Timeseria quickstart

Timeseria is a time series processing library which aims at making it easy to handle time series data and to build statistical and machine learning models on top of it.

It comes with a built-in set of common operations (resampling, slotting, differencing etc.) as well as models (reconstruction, forecasting and anomaly detection), and both custom operations and models can be easily plugged in.

Timeseria also tries to address by design all those annoying things which are often left as an implementation detail but that actually cause wasting massive amounts of time - as handling data losses, non-uniform sampling rates, differences between time-slotted data and punctual observations, variable time units, timezones, DST changes and so on.

This is a (super) quickstart, if you are looking for a more structured introduction, have a look at the welcome notebook. Also the reference documentation might be useful.

Load some data

Let's load some data: an indoor temperature winter dataset.

In [3]:
from timeseria import storages
DATASET_PATH = '/'.join(storages.__file__.split('/')[0:-1]) + '/tests/test_data/csv/'

temperature_timeseries = storages.CSVFileStorage(DATASET_PATH + 'temperature_winter.csv').get()

Let's have a look at the time series we just loaded:

In [4]:
temperature_timeseries
Out[4]:
Time series of #14403 points at variable resolution (~600s), from point @ 1546477200.0 (2019-01-03 01:00:00+00:00) to point @ 1555550400.0 (2019-04-18 01:20:00+00:00)

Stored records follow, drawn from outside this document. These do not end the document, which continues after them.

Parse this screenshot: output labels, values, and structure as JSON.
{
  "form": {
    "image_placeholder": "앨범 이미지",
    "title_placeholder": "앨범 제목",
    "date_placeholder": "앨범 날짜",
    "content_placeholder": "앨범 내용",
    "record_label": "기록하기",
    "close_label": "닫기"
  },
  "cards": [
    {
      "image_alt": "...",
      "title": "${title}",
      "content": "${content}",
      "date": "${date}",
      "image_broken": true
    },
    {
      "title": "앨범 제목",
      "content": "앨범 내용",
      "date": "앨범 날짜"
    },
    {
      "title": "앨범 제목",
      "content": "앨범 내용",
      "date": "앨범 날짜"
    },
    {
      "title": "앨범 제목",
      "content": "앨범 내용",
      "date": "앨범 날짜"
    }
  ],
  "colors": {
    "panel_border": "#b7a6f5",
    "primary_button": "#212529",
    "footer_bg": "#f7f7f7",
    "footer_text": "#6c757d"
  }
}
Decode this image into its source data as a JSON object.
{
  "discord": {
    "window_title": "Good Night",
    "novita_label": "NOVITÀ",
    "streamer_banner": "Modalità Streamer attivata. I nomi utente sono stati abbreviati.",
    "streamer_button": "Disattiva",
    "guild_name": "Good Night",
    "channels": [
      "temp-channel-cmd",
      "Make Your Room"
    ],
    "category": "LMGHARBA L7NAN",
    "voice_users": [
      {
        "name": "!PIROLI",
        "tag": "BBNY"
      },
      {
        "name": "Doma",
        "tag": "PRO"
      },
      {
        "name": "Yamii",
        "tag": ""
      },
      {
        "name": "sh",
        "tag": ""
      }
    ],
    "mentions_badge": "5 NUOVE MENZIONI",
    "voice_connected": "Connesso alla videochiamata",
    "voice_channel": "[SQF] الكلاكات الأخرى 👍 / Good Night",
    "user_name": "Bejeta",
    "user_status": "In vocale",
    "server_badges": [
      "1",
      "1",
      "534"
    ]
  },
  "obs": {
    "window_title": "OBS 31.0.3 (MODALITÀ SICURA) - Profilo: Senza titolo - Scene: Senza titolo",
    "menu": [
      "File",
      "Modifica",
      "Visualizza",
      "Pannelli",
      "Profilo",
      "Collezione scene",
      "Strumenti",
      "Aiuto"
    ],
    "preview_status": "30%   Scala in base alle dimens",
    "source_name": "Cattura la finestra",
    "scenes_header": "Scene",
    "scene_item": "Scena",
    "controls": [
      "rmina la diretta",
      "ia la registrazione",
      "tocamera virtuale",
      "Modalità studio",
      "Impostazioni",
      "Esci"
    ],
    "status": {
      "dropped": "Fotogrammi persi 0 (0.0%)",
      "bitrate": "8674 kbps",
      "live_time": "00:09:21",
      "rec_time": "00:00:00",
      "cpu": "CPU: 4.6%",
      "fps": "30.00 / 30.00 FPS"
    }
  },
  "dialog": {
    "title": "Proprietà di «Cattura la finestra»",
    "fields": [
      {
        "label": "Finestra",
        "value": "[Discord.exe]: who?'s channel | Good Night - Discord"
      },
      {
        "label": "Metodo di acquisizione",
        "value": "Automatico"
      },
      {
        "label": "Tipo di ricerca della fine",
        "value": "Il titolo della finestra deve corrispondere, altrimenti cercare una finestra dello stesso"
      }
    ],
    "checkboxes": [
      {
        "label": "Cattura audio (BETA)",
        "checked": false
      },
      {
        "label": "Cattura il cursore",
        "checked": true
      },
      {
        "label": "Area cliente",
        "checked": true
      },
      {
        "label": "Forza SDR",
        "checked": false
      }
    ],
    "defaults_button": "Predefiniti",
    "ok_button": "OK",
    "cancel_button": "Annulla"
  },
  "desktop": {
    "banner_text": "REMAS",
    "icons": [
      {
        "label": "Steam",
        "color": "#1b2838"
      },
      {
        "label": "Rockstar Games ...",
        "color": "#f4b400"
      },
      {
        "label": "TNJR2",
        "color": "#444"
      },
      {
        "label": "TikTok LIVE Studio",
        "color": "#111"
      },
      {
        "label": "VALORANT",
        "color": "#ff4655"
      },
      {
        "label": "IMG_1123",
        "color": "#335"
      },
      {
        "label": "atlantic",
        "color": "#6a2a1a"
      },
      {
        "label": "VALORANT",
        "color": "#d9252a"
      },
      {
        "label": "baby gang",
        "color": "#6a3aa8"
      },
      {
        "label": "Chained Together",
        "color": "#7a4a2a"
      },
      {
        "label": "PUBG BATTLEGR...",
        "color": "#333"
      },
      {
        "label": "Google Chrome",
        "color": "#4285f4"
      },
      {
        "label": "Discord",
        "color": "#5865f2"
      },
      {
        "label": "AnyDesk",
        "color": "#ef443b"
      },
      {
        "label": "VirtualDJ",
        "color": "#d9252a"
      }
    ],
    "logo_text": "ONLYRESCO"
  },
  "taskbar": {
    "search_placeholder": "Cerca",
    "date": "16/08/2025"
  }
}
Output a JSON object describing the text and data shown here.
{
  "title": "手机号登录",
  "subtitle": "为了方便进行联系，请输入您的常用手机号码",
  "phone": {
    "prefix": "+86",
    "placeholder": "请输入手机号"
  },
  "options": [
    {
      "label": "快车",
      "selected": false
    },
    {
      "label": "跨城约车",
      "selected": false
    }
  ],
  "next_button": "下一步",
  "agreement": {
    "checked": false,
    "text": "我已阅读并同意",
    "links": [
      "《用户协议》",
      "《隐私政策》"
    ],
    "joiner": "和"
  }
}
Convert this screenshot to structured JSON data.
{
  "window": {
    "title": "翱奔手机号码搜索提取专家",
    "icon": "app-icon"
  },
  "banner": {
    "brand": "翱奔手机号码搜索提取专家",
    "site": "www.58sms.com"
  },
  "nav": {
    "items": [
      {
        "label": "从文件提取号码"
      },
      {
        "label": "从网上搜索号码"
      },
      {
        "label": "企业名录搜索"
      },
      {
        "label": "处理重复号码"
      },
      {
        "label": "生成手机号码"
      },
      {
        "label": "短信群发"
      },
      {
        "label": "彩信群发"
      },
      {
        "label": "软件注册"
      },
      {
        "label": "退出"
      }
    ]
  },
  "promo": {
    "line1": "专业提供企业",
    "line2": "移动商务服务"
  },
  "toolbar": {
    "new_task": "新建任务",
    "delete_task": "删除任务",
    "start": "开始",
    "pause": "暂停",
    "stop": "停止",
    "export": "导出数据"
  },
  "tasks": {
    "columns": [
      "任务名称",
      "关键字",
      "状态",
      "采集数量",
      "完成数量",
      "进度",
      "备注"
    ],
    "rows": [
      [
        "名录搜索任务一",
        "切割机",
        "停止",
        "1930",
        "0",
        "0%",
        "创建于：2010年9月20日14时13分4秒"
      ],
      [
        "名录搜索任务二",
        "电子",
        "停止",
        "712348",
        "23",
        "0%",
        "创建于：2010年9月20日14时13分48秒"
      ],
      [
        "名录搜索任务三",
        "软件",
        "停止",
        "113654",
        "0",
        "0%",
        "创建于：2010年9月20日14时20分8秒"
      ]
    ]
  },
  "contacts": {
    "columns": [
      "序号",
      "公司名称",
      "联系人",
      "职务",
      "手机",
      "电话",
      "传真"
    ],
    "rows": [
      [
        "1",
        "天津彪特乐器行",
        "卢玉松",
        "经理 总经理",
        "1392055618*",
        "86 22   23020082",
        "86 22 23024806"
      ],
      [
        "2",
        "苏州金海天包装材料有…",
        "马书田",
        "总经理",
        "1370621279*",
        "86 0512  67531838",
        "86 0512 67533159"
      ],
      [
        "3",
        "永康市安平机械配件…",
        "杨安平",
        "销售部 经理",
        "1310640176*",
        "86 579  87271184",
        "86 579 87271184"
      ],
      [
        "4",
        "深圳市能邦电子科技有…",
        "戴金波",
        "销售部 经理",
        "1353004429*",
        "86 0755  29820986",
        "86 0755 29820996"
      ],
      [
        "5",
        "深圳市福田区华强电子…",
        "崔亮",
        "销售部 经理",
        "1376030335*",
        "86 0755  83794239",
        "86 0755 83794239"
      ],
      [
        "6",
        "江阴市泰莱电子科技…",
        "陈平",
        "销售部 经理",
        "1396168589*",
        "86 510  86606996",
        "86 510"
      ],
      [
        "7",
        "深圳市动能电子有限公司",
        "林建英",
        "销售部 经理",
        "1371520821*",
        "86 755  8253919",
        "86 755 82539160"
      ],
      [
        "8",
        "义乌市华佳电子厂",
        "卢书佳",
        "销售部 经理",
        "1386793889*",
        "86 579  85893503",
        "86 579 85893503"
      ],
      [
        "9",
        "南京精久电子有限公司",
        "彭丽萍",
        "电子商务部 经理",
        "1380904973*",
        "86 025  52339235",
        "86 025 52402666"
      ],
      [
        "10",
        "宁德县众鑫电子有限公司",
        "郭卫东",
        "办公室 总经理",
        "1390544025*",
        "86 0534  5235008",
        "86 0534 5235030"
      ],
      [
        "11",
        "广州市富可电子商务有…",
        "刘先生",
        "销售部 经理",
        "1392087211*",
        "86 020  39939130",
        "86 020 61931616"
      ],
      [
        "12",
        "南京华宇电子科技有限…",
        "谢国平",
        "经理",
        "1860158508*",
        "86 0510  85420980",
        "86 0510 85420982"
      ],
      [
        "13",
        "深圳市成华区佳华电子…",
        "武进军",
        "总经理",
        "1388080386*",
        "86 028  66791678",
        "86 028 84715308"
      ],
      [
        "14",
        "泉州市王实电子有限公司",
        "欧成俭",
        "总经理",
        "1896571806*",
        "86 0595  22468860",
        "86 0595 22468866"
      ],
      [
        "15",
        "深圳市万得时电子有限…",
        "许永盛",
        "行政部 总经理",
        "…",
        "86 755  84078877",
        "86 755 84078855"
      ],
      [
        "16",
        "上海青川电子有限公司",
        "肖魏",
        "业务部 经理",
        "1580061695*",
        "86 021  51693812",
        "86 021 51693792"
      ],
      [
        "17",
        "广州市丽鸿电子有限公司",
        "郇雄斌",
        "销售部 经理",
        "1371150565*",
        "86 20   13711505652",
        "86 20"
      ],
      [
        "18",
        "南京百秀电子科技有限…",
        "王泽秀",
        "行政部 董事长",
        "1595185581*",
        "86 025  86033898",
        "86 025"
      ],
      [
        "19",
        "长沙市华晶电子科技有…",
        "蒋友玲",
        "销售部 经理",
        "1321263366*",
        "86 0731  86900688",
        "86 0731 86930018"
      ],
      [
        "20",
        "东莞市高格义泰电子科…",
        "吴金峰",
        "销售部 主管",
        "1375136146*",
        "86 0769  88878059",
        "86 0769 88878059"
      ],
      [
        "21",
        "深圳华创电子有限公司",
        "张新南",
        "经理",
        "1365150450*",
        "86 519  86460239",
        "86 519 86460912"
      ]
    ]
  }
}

Now plot the data, using Timeseria built-in plotting engine:

In [5]:
temperature_timeseries.plot(aggregate=False)

If you zoom in, you will see that data has been aggregated and plotted as a line chart plus an area chart (which reprensents the minimum and maximum values boundaries before aggregating the data). In this way you can plot even millions of data points wihtout slowing down the plot or crashing your browser, without loosing much information about peaks and spikes.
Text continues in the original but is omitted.